Belirtilen ilke ve kurallar ışığında somut olaya gelindiğinde; yüklenici, arsa sahibinin açtığı asıl davada mahsup itirazında bulunmaksızın sözleşme uyarınca arsa sahibinin yükümlülüğünde olup onun namına Belediye’ye kendisinin ödediği kaldırım ve tretuvar teminat bedelini açtığı ayrı bir davada talep ettiğinden, yüklenici ve arsa sahibi alacaklarının birbirinden mahsup edilmeksizin açtıkları ayrı davalarda hesaplanıp hüküm altına alınması gerekirken yüklenici alacağının asıl davadaki arsa sahibi alacağından mahsup edilerek hüküm tesisi doğru olmadığından hükmün taraflar yararına bozulması gerekmiştir.
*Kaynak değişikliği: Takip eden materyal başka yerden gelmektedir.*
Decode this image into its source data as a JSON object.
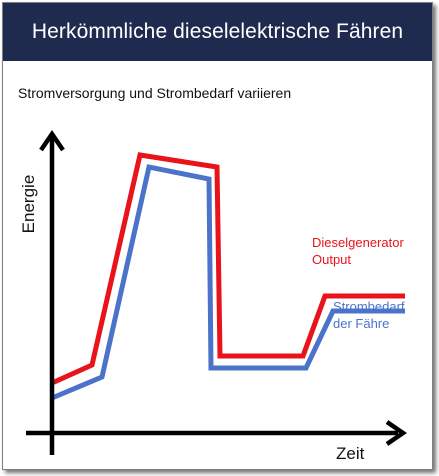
{
  "title": "Herkömmliche dieselelektrische Fähren",
  "subtitle": "Stromversorgung und Strombedarf variieren",
  "chart_data": {
    "type": "line",
    "xlabel": "Zeit",
    "ylabel": "Energie",
    "grid": false,
    "legend_placement": "right, inline labels",
    "x": [
      0,
      1,
      2,
      3,
      4,
      5,
      6,
      7
    ],
    "series": [
      {
        "name": "Dieselgenerator Output",
        "label_lines": [
          "Dieselgenerator",
          "Output"
        ],
        "color": "#e8131b",
        "values": [
          7,
          13,
          83,
          79,
          16,
          16,
          36,
          36
        ]
      },
      {
        "name": "Strombedarf der Fähre",
        "label_lines": [
          "Strombedarf",
          "der Fähre"
        ],
        "color": "#4a73c9",
        "values": [
          2,
          9,
          79,
          75,
          12,
          12,
          31,
          31
        ]
      }
    ]
  }
}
SONUÇ: Yukarıda 1. bentte açıklanan nedenlerle tarafların diğer temyiz itirazlarının reddine, 2. bentte açıklanan nedenlerle hükmün taraflar yararına BOZULMASINA, ödenenden 5766 sayılı Kanun"un 11. maddesi ile yapılan değişiklik gereğince Harçlar Kanunu 42/2-d maddesi uyarınca alınması gereken 218,50 TL Yargıtay başvurma harcının mahsup edilerek, varsa fazla alınan temyiz harcının temyiz eden davacı-birleşen dosya davalısına, 218,50 TL Yargıtay başvurma harcının mahsup edilerek, varsa fazla alınan temyiz harcının temyiz eden davalı-birleşen dosya davacısına iadesine,
karara karşı tebliğ tarihinden itibaren 15 gün içinde karar düzeltme isteminde bulunulabileceğine 13.07.2020 gününde oybirliğiyle karar verildi.